Pierce Guidry knew a guy, who knew a guy. Maureen had seen the propaganda in her health class about these “guys.” Back-alley abortionists who were less concerned with sanitation and more with cash up front. But apparently that was good enough for Mama! The appointment was made. The date set, for when Maureen would be forced against her will to murder her own baby.
Pleading to her mother’s Catholic guilt made matters worse. “Don’t drag Jesus into this, Maureen. He didn’t make these decisions for you. But he did give us science, and doctors who know how to help fix things when our children make terrible mistakes.”
“So, Jesus created abortions?”
“He made me your mother, and as your mother I make the rules!”

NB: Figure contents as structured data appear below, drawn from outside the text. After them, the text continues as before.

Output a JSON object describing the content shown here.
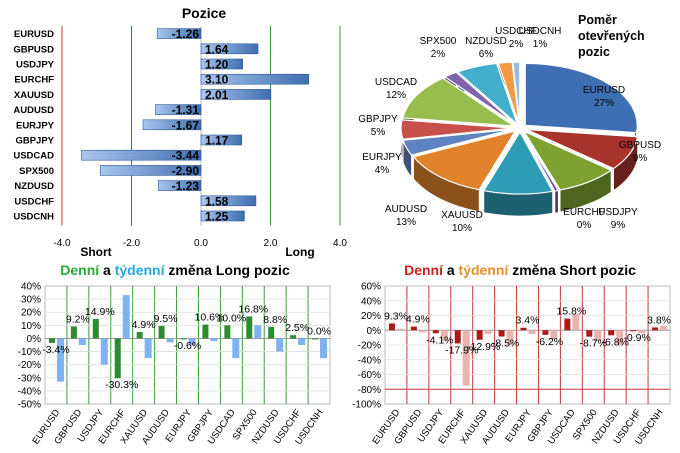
{
  "colors": {
    "bar_blue": "#5b8dd0",
    "long_green": "#2e8b2e",
    "short_red": "#b01818",
    "weekly_blue": "#7fb2ee",
    "weekly_red": "#e8b4b0",
    "grid_green": "#3c9a3c",
    "grid_red": "#c33a3a",
    "title_green": "#2ba838",
    "title_cyan": "#27a7e0",
    "title_red": "#cc1f1f",
    "title_orange": "#e3902b"
  },
  "chart_data": [
    {
      "id": "positions",
      "type": "bar",
      "orientation": "horizontal",
      "title": "Pozice",
      "categories": [
        "EURUSD",
        "GBPUSD",
        "USDJPY",
        "EURCHF",
        "XAUUSD",
        "AUDUSD",
        "EURJPY",
        "GBPJPY",
        "USDCAD",
        "SPX500",
        "NZDUSD",
        "USDCHF",
        "USDCNH"
      ],
      "values": [
        -1.26,
        1.64,
        1.2,
        3.1,
        2.01,
        -1.31,
        -1.67,
        1.17,
        -3.44,
        -2.9,
        -1.23,
        1.58,
        1.25
      ],
      "value_labels": [
        "-1.26",
        "1.64",
        "1.20",
        "3.10",
        "2.01",
        "-1.31",
        "-1.67",
        "1.17",
        "-3.44",
        "-2.90",
        "-1.23",
        "1.58",
        "1.25"
      ],
      "xlim": [
        -4.0,
        4.0
      ],
      "x_ticks": [
        "-4.0",
        "-2.0",
        "0.0",
        "2.0",
        "4.0"
      ],
      "short_label": "Short",
      "long_label": "Long"
    },
    {
      "id": "open_ratio",
      "type": "pie",
      "title_lines": [
        "Poměr",
        "otevřených",
        "pozic"
      ],
      "slices": [
        {
          "label": "EURUSD",
          "pct": "27%",
          "value": 27,
          "color": "#3f6fb3"
        },
        {
          "label": "GBPUSD",
          "pct": "9%",
          "value": 9,
          "color": "#a8332d"
        },
        {
          "label": "USDJPY",
          "pct": "9%",
          "value": 9,
          "color": "#7ea232"
        },
        {
          "label": "EURCHF",
          "pct": "0%",
          "value": 0.5,
          "color": "#6a4c97"
        },
        {
          "label": "XAUUSD",
          "pct": "10%",
          "value": 10,
          "color": "#2f9cb6"
        },
        {
          "label": "AUDUSD",
          "pct": "13%",
          "value": 13,
          "color": "#e0832b"
        },
        {
          "label": "EURJPY",
          "pct": "4%",
          "value": 4,
          "color": "#5d83c2"
        },
        {
          "label": "GBPJPY",
          "pct": "5%",
          "value": 5,
          "color": "#c9504a"
        },
        {
          "label": "USDCAD",
          "pct": "12%",
          "value": 12,
          "color": "#97bd4f"
        },
        {
          "label": "SPX500",
          "pct": "2%",
          "value": 2,
          "color": "#7f63ad"
        },
        {
          "label": "NZDUSD",
          "pct": "6%",
          "value": 6,
          "color": "#42b0cc"
        },
        {
          "label": "USDCHF",
          "pct": "2%",
          "value": 2,
          "color": "#f49a45"
        },
        {
          "label": "USDCNH",
          "pct": "1%",
          "value": 1,
          "color": "#9dbbe0"
        }
      ]
    },
    {
      "id": "long_change",
      "type": "bar",
      "title_parts": [
        "Denní",
        " a ",
        "týdenní",
        " změna Long pozic"
      ],
      "categories": [
        "EURUSD",
        "GBPUSD",
        "USDJPY",
        "EURCHF",
        "XAUUSD",
        "AUDUSD",
        "EURJPY",
        "GBPJPY",
        "USDCAD",
        "SPX500",
        "NZDUSD",
        "USDCHF",
        "USDCNH"
      ],
      "series": [
        {
          "name": "Denní",
          "values": [
            -3.4,
            9.2,
            14.9,
            -30.3,
            4.9,
            9.5,
            -0.6,
            10.6,
            10.0,
            16.8,
            8.8,
            2.5,
            0.0
          ]
        },
        {
          "name": "Týdenní",
          "values": [
            -33,
            -5,
            -20,
            33,
            -15,
            -3,
            -5,
            -2,
            -15,
            10,
            -10,
            -5,
            -15
          ]
        }
      ],
      "data_labels": [
        "-3.4%",
        "9.2%",
        "14.9%",
        "-30.3%",
        "4.9%",
        "9.5%",
        "-0.6%",
        "10.6%",
        "10.0%",
        "16.8%",
        "8.8%",
        "2.5%",
        "0.0%"
      ],
      "ylim": [
        -50,
        40
      ],
      "y_ticks": [
        "40%",
        "30%",
        "20%",
        "10%",
        "0%",
        "-10%",
        "-20%",
        "-30%",
        "-40%",
        "-50%"
      ]
    },
    {
      "id": "short_change",
      "type": "bar",
      "title_parts": [
        "Denní",
        " a ",
        "týdenní",
        " změna Short pozic"
      ],
      "categories": [
        "EURUSD",
        "GBPUSD",
        "USDJPY",
        "EURCHF",
        "XAUUSD",
        "AUDUSD",
        "EURJPY",
        "GBPJPY",
        "USDCAD",
        "SPX500",
        "NZDUSD",
        "USDCHF",
        "USDCNH"
      ],
      "series": [
        {
          "name": "Denní",
          "values": [
            9.3,
            4.9,
            -4.1,
            -17.9,
            -12.9,
            -8.5,
            3.4,
            -6.2,
            15.8,
            -8.7,
            -6.8,
            -0.9,
            3.8
          ]
        },
        {
          "name": "Týdenní",
          "values": [
            2,
            -3,
            -15,
            -75,
            -5,
            -20,
            -5,
            -12,
            22,
            -15,
            -20,
            -4,
            6
          ]
        }
      ],
      "data_labels": [
        "9.3%",
        "4.9%",
        "-4.1%",
        "-17.9%",
        "-12.9%",
        "-8.5%",
        "3.4%",
        "-6.2%",
        "15.8%",
        "-8.7%",
        "-6.8%",
        "-0.9%",
        "3.8%"
      ],
      "ylim": [
        -100,
        60
      ],
      "y_ticks": [
        "60%",
        "40%",
        "20%",
        "0%",
        "-20%",
        "-40%",
        "-60%",
        "-80%",
        "-100%"
      ]
    }
  ]
}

Okay, sure. Whatever that meant.
The clock downstairs chimed noon. Their appointment with “the guy” was in an hour, somewhere out in Carrollton. They’d ride the St. Charles streetcar to the end of the line, and then walk six blocks. Maureen didn’t imagine she’d be real keen on walking those six blocks again after whatever heinous procedure awaited her, but her mother had said the service included a discreet taxi home to Oak Haven.
“I know this is hard, Maureen. There’s still a way out of this, you know.”
Maureen pinched off the flutter of emotion in her chest. She channeled the emotion into
anger. “Oh yeah, Maddy? What’s that? Die like you?”
“I’d never wish death on you,” her dead sister answered, smiling sadly. “But you could leave. As long as you’re here, Mama will make decisions for you. You have no choice. Out there…”
“Out there is nothing!” Maureen cried, for her world was never as big as Madeline imagined hers to be, and even the mere thought of it being so was enough to send her spiraling into hopelessness.
* * *
Her friend Susan showed her the printing press in the office of the school newspaper. They had two, actually; the big one was for the weekly Sacred Heart Gazette. The other was for smaller projects, like the fliers plastered on the boards by the front office, or outside the gymnasium, announcing school dances, fundraisers, sports sign-ups, and the other events of the high school social calendar.
Maureen had, briefly, an inkling to be a school journalist. She even went as far as taking one of their fliers once. But she’d transferred from public school to the Academy of the Sacred Heart when she left middle school behind, and all the key positions in clubs and sports were taken by the girls who’d been Sacred Heart students since kindergarten.
Susan was one of those girls, but she was more approachable and friendlier than most of them. Maureen thought this was because Susan was a bit simple in the head, but she was nice enough and Maureen had nothing against a simple girl. Simple girls made easy wives later. Easy wives, easy lives. Everyone knew that.
She was the closest thing Maureen had to a friend, unless she counted Chelsea Sullivan, and she only counted her occasionally, depending on whether they were embroiled in one of their epic fights, which they were the day Maureen found herself in the office of the school newspaper. Chelsea wouldn’t have approved of the idea that blossomed from the visit, at least not outwardly. She wanted everyone to think she was as pristine as her three older brothers, but she wasn’t, and Maureen reminded her of that a little too often.